The State and Shrinking Space for Maneuverability
Foreign investment is often seen as a sign of progress, especially when packaged in a green economy narrative. But beneath the euphoria, a crucial question arises: how much control does a country still have over the direction of its own industry? In many cases, policies are designed to attract investors, not necessarily to benefit local communities. Developing countries like Indonesia find themselves in a difficult position, having to maintain economic growth while adapting to global pressures. As a result, the state appears to be active, when in reality, it is simply reacting to external forces.
Sovereignty in the Shadow of Certification
Previously, Nestlé had refused to purchase palm oil from suppliers who only held ISPO (Indonesian Sustainable Palm Oil) certification, the official sustainability system approved by the Indonesian government. The reason was simple: ISPO was deemed inadequate to meet global sustainability standards like the RSPO (Roundtable on Sustainable Palm Oil), established by a consortium of multinational companies and international organizations.
This statement has implied that in the world market, global standards can easily shift and replace a country’s authority in determining the direction of economic development.
Here, the Indonesian government actually wants to prove that the policies it makes will be able to regulate the cycle without constantly being subject to pressure from global standards.
regarding MNCs. However, market reality shows that countries may appear sovereign on paper, but in practice, they must once again adapt to external rules.
Green Certification and Grey Power
Global certifications like the RSPO do promise higher ethical standards, but they also create new, often invisible layers of power.

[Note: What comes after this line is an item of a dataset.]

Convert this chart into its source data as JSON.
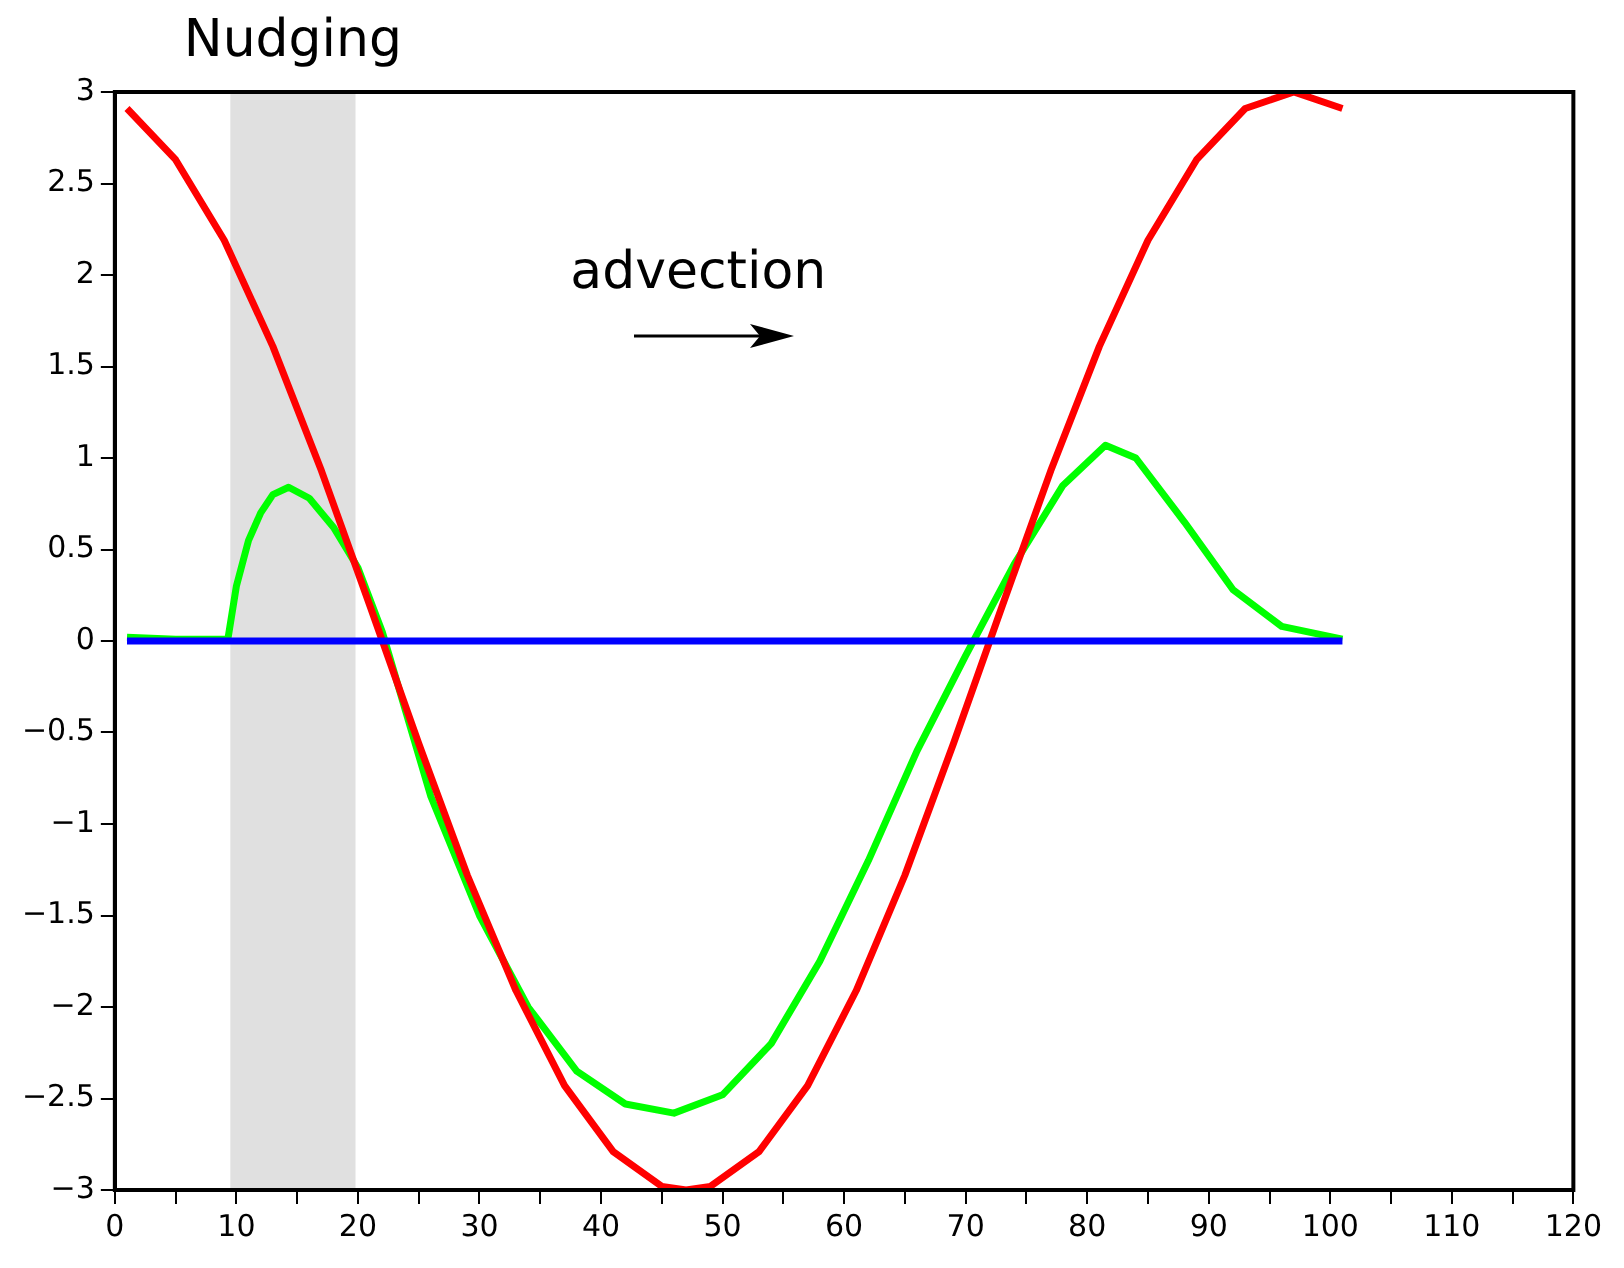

Companies that control market access and certification essentially control who enters and exits global supply chains.
In this case, Nestlé is not just an economic actor, but also a global political actor capable of shaping norms, determining values, and implementing policies through economic mechanisms. Governments, which should act as regulators and protectors, often adapt to avoid being abandoned by investors. As a result, economic sovereignty becomes a rhetorical concept, present in speeches but evaporating in practice.
Global Ethics or Local Exploitation?
When viewed from a broader perspective, smallholder farmers, particularly those who supply palm oil to large corporations like Nestlé, often face a double burden. On the one hand, palm oil farmers are required to meet complex sustainability standards, while on the other, they also experience the selling price of their products being continually suppressed to meet global efficiency standards.
According to reports from environmental organizations such as Greenpeace and the Rainforest Action Network, serious challenges remain in the global palm oil supply chain, ranging from unequal access to certification to weak protection for smallholder farmers.
Ironically, the global ethics promoted by multinational corporations often place local actors in the most vulnerable position. Sustainability, which should bring justice, has instead become a market mechanism that limits the freedom of local farmers.
Nestle and the New Face of Green Capitalism
MNCs, including Nestlé, are currently competing to demonstrate their concern for the earth. Jargon like “sustainable supply chain” and “zero deforestation” sound convincing, but in practice, they are not as simple as they sound. Here, they symbolize how global ethical values are implemented through business and market mechanisms. This can lead to better industrial practices, but it also risks the burden of adaptation falling on the most vulnerable local actors. Paradoxically, sustainability intended to improve old systems can actually prolong new forms of dependency.